I am trying to use torch.nn.DataParallel (https://pytorch.org/tutorials/beginner/blitz/data_parallel_tutorial.html) to speed up the training of my TreeLSTM model in the tutorial (https://docs.dgl.ai/en/latest/tutorials/models/2_small_graph/3_tree-lstm.html). The major parts I changed are as follows:

=======
device = torch.device(“cuda:0” if torch.cuda.is_available() else “cpu”)
print('We have ', torch.cuda.device_count(), ‘GPUs!’)

model = TreeLSTM(trainset.num_vocabs, x_size, h_size, trainset.num_classes, dropout)
model = torch.nn.DataParallel(model)
model.to(device)

=======

But I always got the following error:

======

AttributeError: ‘tuple’ object has no attribute ‘graph’
(which points to this line of code: “g = batch.graph”)

======

Any suggestions or comments on this issue?

VoVAllen · March 3, 2019, 8:09am

Hi, you can refer to this issue. We recommend using torch.distributed rather than DataParallel. We will make a tutorial for multi-gpu training soon.

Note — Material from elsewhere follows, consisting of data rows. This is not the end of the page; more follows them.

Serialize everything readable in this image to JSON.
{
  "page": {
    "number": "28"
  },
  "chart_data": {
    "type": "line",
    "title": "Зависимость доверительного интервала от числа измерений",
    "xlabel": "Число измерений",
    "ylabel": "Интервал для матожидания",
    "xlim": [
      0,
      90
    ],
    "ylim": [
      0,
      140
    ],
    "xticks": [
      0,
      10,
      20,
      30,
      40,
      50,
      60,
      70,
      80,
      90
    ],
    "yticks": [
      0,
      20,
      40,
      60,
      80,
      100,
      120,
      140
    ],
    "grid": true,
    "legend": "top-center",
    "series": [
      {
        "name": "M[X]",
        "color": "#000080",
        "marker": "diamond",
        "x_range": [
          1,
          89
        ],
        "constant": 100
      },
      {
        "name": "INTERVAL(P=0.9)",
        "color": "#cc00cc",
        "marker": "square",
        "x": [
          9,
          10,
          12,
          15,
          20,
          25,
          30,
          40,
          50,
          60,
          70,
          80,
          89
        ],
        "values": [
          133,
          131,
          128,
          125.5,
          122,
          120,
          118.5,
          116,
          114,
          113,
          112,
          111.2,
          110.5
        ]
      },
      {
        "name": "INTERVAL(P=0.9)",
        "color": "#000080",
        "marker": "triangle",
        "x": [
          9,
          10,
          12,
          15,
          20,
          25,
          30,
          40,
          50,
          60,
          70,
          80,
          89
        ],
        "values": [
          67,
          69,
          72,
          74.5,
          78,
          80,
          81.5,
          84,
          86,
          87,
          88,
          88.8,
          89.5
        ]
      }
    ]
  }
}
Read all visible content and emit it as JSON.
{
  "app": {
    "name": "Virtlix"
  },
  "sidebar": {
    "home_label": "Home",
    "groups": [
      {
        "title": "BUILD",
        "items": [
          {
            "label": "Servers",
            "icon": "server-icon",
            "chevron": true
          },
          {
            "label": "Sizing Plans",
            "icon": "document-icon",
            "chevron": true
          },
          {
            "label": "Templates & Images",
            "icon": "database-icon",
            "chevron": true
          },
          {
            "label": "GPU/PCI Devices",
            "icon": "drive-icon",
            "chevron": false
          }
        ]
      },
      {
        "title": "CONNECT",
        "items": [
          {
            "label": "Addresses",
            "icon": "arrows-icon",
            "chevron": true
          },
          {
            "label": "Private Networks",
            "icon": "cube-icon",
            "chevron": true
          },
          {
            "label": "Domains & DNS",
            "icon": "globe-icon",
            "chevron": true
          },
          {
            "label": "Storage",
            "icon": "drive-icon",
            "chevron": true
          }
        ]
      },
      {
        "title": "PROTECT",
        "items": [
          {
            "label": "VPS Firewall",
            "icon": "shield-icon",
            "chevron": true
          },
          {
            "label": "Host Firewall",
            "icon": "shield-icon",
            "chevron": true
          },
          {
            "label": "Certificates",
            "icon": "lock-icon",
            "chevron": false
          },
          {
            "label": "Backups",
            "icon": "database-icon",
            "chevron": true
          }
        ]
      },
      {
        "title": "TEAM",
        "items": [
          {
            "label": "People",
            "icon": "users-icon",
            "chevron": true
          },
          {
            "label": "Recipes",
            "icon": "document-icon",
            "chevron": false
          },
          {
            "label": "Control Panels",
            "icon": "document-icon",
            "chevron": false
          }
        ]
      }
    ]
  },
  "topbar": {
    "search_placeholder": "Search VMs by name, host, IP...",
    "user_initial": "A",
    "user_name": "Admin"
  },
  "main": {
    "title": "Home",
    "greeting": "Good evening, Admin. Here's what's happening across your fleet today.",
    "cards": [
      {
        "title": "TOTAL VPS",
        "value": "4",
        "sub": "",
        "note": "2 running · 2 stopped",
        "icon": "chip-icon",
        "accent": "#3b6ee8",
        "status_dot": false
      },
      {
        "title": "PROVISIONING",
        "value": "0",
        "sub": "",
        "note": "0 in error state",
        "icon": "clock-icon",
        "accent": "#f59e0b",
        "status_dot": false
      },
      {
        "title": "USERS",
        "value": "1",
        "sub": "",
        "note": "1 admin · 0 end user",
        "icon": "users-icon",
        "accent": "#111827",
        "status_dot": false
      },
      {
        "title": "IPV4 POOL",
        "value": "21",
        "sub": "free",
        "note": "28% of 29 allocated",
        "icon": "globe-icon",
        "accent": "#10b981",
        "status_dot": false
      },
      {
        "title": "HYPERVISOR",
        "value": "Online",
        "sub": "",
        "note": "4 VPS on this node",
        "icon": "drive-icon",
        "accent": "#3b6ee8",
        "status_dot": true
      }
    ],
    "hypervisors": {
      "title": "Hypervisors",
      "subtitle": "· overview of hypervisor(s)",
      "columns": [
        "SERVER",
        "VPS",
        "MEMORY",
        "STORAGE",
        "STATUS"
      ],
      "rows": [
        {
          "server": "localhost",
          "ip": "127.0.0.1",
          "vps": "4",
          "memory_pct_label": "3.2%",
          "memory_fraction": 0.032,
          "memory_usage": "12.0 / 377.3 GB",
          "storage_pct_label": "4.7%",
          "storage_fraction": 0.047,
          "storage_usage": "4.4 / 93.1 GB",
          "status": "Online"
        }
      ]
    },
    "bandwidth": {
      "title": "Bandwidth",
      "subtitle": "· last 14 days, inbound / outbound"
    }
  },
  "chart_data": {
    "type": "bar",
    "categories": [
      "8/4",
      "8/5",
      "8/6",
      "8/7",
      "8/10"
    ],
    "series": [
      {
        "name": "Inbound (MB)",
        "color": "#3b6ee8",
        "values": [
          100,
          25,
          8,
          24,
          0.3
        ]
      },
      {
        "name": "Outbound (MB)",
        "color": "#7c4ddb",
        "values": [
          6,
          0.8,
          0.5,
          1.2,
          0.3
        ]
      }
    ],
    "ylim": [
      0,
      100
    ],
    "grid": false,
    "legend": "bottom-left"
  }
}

jiayouwyhit · March 4, 2019, 4:46am

@VoVAllen . Thanks a lot, Allen. Would you mind providing a brief explanation about why DGL is better to work with torch.distributed rather than DataParallel ? I am not quite clear about this.

VoVAllen · March 4, 2019, 1:23pm

The key reason is we find pytorch didn’t release GIL properly when computation load is light. For example, if your computation is super fast, even if you use DataParallel (multithreading) with 4 GPU for certain batch size, you still spend the same time comparing to using 1 GPU (ideally should be 1/4).

Therefore we recommend using torch.distributed (multi processing) to do the multi GPU training.

jiayouwyhit · March 4, 2019, 3:48pm

Allen, thanks a lot for your clarification!